What we know if the the metric for Charlie Strong staying at Texas was the team show "improvement." If you want to call running your feature back 52 times and losing against Kansas "improvement," you certainly convince yourself a game like that is indicative of a team that is playing better and better on a consistent basis.
But using Charlie Strong's record as support for an argument that he should be retained because he is about to do the same thing at Texas is absurd. It is about as valid as saying LSU should hire Les Miles as their coach because he has shown he can win a national championship at LSU. He won one in his third year at LSU, so we should expect him to win a national championship in his third year wherever he is hired (including back at LSU) because if it happened once, it will happen time and time again.
It doesn't work that way.

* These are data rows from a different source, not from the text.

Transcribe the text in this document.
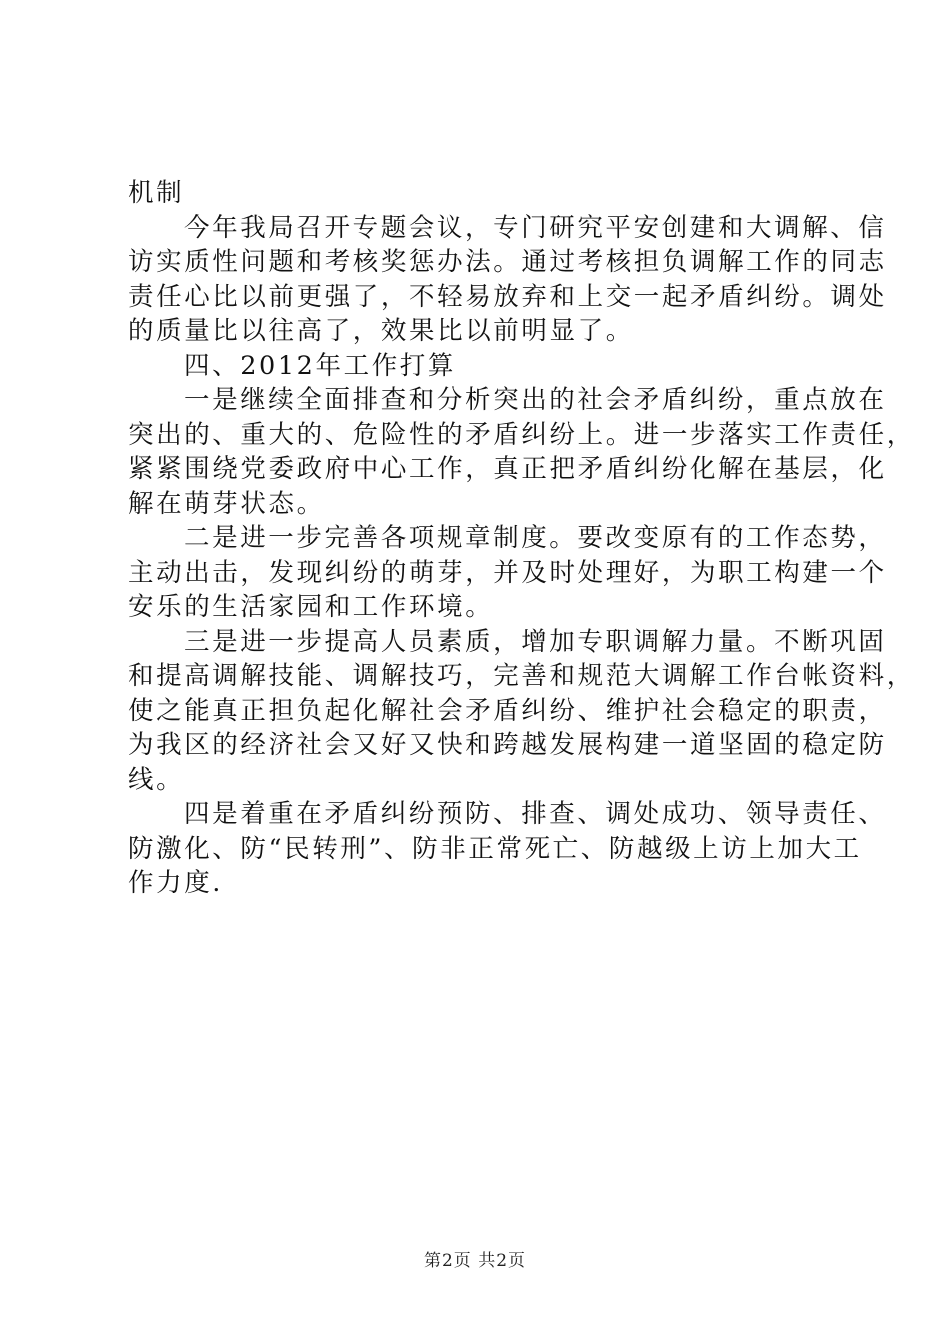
机制
今年我局召开专题会议，专门研究平安创建和大调解、信
访实质性问题和考核奖惩办法。通过考核担负调解工作的同志
责任心比以前更强了，不轻易放弃和上交一起矛盾纠纷。调处
的质量比以往高了，效果比以前明显了。
四、2012年工作打算
一是继续全面排查和分析突出的社会矛盾纠纷，重点放在
突出的、重大的、危险性的矛盾纠纷上。进一步落实工作责任，
紧紧围绕党委政府中心工作，真正把矛盾纠纷化解在基层，化
解在萌芽状态。
二是进一步完善各项规章制度。要改变原有的工作态势，
主动出击，发现纠纷的萌芽，并及时处理好，为职工构建一个
安乐的生活家园和工作环境。
三是进一步提高人员素质，增加专职调解力量。不断巩固
和提高调解技能、调解技巧，完善和规范大调解工作台帐资料，
使之能真正担负起化解社会矛盾纠纷、维护社会稳定的职责，
为我区的经济社会又好又快和跨越发展构建一道坚固的稳定防
线。
四是着重在矛盾纠纷预防、排查、调处成功、领导责任、
防激化、防“民转刑”、防非正常死亡、防越级上访上加大工
作力度.
第2页 共2页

Nothing Charlie Strong did at Louisville should be a factor in deciding whether to fire him or not. The two situations are totally disconnected.
My personal opinion is that Charlie's personality fit well with the mid-major status of Louisville where the media and booster demands were less than at UT. He is somewhat introverted and not suited well to the booster and media demands at Texas. he would MUCH rather be in the coaches offices than dealing with other program demands. At Louisville, he had the time to spend with the players and assistant coaches and wasn't as dependent on his coordinators to entirely run their side of the ball. I don't think Charlie has spent the time in Texas to understand who the young position coaches who also have strong recruiting relationships are and, as a result, he listens to the advice of others and makes mistakes like hiring Jennings. Charlie isn't good at evaluating coordinators.
Charlie has some big time weaknesses that make him a poor fit at a program like Texas. Charlie will never be the right coach for Texas, regardless of what he did in his third or fourth year at Louisville.